La cour rappelle les dispositions de l’article 1147 du code civil dans sa rédaction applicable au litige, selon lesquelles le débiteur est condamné au paiement de dommages et intérêts « soit à raison de l’inexécution de l’obligation, soit à raison du retard dans l’exécution ». Cette disposition, aujourd’hui remplacée par l’article 1231-1 du code civil, impose au demandeur de démontrer un lien de causalité entre la faute et le préjudice.

La cour retient que « la modification des plans et esquisses ayant pour seule origine l’enrochement découvert par les époux [L] et dont la société Lunik n’avait pas connaissance avant d’établir les esquisses et plans initiaux, cette dernière ne doit pas être tenue pour responsable du surcoût engendré par cette modification ». L’enrochement constitue un fait extérieur à la mission de conception qui rompt le lien causal entre la faute contractuelle et le préjudice.

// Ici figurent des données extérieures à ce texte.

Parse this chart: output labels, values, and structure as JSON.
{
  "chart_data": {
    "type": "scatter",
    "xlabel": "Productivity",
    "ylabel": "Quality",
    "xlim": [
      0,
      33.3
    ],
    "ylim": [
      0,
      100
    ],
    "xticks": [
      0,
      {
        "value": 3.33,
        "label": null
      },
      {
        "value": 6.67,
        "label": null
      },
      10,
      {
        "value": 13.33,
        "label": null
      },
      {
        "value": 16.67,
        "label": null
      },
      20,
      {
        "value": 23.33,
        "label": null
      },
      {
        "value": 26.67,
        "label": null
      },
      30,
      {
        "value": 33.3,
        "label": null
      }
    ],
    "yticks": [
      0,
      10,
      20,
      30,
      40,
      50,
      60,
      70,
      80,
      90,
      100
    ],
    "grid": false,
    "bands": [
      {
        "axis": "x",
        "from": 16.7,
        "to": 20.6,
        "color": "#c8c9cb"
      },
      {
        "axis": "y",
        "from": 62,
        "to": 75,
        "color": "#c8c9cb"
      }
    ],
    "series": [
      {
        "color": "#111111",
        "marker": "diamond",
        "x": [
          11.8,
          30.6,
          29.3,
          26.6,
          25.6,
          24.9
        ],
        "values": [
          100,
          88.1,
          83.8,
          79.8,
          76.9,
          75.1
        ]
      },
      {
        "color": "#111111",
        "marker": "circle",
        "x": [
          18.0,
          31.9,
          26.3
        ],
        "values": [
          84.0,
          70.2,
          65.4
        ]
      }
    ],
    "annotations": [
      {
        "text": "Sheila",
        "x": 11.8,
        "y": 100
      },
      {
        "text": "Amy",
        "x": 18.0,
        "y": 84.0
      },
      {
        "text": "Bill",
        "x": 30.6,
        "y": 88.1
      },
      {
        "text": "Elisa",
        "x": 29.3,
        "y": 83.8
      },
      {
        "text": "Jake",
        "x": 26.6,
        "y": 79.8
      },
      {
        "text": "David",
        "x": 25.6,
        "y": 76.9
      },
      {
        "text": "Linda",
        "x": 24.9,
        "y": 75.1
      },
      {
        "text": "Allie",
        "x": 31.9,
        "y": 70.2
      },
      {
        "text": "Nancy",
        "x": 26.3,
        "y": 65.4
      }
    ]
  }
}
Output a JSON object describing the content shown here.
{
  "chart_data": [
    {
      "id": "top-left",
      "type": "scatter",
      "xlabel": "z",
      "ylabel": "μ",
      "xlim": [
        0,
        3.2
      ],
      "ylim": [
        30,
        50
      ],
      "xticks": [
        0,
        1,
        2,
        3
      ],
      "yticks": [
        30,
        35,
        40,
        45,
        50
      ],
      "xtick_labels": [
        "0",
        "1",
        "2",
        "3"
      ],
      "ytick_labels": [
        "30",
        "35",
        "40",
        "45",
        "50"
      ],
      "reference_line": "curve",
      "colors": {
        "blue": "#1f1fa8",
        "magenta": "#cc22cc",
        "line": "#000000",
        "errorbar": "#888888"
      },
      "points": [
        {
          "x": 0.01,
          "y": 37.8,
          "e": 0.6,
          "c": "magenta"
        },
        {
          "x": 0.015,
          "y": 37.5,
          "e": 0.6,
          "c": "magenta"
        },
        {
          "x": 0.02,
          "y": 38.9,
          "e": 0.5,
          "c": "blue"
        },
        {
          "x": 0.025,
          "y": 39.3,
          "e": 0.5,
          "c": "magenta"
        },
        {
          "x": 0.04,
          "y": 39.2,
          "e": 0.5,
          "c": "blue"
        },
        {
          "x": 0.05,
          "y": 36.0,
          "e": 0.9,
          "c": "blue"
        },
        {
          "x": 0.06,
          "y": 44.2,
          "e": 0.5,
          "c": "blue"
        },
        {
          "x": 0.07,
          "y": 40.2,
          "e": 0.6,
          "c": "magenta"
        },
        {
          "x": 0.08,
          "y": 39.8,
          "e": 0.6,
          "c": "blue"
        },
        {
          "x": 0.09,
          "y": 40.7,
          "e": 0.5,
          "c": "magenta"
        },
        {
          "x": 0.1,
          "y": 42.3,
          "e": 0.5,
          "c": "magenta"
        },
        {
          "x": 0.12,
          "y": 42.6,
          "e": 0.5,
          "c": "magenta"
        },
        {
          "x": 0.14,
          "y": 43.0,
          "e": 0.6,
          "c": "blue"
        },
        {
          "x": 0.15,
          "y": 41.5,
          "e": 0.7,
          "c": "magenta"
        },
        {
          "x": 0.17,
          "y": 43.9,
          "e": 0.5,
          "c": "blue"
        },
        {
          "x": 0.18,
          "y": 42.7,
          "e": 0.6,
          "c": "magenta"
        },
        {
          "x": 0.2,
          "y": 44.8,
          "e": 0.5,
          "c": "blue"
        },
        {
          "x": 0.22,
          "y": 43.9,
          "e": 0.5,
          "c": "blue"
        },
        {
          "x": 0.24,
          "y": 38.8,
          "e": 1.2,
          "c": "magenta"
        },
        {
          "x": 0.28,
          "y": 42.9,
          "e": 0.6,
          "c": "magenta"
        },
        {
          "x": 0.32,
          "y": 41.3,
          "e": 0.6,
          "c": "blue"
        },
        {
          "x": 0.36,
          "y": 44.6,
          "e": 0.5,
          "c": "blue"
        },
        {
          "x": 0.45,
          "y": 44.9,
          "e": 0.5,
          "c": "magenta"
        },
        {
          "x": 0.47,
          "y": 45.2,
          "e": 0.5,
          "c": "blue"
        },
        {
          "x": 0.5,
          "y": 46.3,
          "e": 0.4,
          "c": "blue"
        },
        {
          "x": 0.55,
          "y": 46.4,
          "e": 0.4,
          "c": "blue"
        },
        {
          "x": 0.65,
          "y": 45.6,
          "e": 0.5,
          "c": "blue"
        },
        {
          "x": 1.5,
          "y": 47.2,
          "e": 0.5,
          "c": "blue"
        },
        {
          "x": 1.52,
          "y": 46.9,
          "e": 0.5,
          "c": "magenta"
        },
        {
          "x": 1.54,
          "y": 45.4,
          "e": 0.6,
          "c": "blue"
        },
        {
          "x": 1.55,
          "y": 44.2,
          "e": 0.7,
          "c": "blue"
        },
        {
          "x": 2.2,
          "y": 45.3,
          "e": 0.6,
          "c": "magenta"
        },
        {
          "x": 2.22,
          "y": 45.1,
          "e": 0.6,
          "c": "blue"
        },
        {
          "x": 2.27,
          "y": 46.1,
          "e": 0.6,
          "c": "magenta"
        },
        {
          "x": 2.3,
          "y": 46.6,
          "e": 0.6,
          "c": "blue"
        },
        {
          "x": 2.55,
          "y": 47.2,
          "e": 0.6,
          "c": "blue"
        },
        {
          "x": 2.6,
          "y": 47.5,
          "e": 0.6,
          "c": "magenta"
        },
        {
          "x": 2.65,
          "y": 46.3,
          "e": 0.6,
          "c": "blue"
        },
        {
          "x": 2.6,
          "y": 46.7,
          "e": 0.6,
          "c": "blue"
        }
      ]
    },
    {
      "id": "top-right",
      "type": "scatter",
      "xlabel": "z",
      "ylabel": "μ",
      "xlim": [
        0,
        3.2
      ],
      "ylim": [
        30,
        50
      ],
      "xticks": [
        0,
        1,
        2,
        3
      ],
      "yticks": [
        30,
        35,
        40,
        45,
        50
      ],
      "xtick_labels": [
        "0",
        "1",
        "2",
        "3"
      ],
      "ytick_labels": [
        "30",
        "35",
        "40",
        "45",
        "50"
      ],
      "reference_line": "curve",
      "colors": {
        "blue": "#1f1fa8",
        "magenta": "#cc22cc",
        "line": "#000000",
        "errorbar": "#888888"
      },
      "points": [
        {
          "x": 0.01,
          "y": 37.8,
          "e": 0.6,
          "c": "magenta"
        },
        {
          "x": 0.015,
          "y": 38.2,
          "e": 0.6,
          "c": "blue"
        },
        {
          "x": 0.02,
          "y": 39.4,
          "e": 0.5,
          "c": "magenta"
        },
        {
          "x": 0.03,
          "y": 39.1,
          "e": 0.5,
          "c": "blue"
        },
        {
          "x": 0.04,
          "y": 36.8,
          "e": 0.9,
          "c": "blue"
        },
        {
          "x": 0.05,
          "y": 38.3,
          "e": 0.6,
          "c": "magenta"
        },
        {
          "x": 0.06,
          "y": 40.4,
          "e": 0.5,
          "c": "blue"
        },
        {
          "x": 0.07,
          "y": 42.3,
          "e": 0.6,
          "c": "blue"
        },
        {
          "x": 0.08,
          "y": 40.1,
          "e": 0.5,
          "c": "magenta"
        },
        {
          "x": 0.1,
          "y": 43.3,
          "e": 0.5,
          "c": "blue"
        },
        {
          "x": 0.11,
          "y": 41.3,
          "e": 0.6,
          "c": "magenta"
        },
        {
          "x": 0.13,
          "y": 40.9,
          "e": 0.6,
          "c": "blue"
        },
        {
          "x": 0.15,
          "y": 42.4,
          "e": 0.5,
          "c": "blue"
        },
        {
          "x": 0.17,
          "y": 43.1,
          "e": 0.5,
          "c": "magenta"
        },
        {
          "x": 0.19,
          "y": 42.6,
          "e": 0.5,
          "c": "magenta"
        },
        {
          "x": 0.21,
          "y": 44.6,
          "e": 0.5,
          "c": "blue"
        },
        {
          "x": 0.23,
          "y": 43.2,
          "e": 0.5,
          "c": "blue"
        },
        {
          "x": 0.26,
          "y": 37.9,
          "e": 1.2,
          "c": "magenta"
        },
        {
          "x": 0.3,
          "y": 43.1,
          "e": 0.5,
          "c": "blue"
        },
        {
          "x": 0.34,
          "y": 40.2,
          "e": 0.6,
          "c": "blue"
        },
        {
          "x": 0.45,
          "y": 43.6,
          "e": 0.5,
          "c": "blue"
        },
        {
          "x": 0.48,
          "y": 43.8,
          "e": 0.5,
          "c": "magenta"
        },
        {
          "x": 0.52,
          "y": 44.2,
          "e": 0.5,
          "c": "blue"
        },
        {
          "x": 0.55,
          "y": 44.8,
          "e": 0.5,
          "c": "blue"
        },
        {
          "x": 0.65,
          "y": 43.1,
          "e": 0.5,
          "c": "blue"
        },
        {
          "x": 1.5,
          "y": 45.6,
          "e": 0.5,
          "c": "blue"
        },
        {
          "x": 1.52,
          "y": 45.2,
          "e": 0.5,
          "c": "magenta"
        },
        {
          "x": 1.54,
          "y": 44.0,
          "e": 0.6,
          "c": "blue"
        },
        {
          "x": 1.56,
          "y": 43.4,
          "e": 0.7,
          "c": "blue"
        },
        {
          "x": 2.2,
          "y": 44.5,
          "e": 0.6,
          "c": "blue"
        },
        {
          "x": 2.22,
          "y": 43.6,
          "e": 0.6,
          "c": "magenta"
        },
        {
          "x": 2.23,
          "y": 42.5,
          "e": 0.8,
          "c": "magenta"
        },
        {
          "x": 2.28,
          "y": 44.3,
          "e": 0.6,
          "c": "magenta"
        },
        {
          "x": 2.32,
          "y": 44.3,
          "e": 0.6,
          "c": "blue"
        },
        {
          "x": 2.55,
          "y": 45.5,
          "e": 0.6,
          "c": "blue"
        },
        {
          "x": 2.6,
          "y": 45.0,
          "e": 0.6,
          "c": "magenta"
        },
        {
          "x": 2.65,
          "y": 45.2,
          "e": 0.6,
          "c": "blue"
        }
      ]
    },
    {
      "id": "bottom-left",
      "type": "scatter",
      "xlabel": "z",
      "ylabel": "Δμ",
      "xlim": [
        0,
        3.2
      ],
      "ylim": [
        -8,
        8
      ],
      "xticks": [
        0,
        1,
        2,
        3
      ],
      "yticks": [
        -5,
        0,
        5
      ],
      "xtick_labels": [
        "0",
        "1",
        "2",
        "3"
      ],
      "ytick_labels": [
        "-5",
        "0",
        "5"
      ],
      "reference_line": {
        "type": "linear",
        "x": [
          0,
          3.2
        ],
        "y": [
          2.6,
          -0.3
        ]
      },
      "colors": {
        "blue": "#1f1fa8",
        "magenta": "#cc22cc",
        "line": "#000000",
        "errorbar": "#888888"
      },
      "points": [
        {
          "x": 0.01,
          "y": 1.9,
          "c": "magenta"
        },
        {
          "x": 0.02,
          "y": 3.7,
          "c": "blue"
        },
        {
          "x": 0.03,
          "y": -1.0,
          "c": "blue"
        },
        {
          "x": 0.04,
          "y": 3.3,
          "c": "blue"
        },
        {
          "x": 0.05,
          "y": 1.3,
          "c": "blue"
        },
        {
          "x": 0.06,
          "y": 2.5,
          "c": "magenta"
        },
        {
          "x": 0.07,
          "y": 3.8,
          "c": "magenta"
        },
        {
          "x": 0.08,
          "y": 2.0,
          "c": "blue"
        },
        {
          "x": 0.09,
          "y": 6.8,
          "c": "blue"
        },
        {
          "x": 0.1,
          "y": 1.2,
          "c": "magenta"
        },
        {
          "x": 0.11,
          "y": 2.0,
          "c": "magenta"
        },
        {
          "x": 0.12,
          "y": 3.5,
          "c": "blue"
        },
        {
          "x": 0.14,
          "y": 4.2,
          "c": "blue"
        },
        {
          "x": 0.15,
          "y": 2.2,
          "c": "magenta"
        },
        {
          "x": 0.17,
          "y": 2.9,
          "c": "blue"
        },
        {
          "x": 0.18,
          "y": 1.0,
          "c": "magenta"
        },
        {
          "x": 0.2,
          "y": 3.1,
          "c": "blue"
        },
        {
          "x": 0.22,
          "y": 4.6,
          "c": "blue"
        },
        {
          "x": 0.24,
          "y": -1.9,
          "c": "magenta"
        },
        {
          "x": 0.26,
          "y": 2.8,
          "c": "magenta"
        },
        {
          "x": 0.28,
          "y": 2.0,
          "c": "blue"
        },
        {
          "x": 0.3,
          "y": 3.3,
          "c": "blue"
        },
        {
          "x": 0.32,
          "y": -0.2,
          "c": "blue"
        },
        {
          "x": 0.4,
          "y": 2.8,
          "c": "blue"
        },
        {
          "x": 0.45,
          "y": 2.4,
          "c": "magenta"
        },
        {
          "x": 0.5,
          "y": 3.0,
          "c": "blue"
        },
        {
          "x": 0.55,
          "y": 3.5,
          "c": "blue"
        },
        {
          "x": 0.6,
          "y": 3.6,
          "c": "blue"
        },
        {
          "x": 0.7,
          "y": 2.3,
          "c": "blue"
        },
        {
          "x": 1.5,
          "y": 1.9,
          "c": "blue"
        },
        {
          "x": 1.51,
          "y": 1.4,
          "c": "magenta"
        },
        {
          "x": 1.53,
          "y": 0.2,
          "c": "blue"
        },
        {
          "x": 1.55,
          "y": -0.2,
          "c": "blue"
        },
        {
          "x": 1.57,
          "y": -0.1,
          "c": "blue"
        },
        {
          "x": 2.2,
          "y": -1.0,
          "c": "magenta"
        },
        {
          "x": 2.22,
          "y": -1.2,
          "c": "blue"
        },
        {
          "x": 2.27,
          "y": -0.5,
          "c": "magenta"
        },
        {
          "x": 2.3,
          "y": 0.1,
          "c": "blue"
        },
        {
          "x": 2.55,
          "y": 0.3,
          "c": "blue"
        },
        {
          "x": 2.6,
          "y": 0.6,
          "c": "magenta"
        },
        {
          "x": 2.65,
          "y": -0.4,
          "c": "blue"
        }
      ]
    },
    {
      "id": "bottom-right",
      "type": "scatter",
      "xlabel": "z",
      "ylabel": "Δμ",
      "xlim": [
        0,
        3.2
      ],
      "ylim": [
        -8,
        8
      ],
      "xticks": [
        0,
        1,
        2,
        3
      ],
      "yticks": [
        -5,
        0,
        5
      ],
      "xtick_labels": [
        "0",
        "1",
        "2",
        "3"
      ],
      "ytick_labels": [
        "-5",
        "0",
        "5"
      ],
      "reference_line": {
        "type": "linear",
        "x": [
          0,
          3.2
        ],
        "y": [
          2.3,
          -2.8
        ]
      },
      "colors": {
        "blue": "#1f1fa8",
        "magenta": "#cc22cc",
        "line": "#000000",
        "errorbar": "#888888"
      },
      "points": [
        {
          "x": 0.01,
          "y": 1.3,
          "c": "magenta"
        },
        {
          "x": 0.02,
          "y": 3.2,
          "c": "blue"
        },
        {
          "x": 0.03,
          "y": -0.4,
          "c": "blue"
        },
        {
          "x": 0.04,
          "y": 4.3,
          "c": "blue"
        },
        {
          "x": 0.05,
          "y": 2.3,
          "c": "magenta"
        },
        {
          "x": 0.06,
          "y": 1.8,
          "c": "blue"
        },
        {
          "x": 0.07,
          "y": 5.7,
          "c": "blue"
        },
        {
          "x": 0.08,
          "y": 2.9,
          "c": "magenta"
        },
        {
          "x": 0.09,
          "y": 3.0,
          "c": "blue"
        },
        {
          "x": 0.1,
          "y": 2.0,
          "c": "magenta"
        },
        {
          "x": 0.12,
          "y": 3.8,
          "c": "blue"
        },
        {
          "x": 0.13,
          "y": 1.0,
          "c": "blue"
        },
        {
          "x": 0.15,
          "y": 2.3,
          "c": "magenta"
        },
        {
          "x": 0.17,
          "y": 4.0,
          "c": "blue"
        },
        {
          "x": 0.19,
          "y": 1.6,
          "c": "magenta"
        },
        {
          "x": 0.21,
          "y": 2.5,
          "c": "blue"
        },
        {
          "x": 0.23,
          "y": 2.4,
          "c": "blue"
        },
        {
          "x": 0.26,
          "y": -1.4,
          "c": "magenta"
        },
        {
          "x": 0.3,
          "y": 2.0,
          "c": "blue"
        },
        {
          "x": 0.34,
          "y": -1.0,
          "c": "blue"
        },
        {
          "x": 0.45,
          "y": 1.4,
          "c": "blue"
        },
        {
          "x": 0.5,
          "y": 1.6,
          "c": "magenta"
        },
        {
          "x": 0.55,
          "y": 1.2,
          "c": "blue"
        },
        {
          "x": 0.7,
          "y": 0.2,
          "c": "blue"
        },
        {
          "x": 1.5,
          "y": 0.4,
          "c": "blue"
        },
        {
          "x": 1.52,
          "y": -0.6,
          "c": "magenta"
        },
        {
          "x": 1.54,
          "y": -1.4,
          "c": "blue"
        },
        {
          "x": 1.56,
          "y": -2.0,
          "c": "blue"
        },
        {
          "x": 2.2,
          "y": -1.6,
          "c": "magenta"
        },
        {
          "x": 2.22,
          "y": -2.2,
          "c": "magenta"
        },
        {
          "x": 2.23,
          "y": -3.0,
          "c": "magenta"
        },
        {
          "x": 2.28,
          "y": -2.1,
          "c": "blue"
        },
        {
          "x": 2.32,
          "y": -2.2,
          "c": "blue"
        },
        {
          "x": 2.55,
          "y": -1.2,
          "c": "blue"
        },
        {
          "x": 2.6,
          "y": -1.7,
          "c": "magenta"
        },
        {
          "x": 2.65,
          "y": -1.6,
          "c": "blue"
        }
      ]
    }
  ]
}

L’expert avait relevé que les maîtres d’ouvrage avaient « découvert un enrochement lors des travaux de terrassement et opté pour une surélévation de l’immeuble ». Cette découverte fortuite lors de la phase d’exécution, réalisée par les maîtres d’ouvrage eux-mêmes, constitue la cause exclusive du surcoût. Le tribunal de première instance avait déjà observé que les travaux d’adaptation « n’étaient pas la conséquence des manquements de la société Lunik à sa mission de conception mais des décisions prises par les époux [F] lors de la phase d’exécution des travaux ».

B. Le rejet intégral des demandes indemnitaires

La cour conclut que « la seule faute commise par la société Lunik consiste en un manquement à sa mission de conception pour le dépôt du permis de construire lequel n’a aucun lien avec le surcoût invoqué qui provient exclusivement de la découverte de l’enrochement ». Cette formulation souligne l’absence totale de lien causal entre la faute établie et le préjudice allégué.

Les maîtres d’ouvrage sont déboutés tant de leur demande au titre du préjudice matériel de 36 582,76 euros que de leur demande au titre du préjudice moral de 20 000 euros. La cour confirme le jugement entrepris sur ces points et déclare irrecevables les demandes avant dire droit tendant à un complément d’expertise, les appelants ayant vendu le bien en cause et n’étant plus propriétaires.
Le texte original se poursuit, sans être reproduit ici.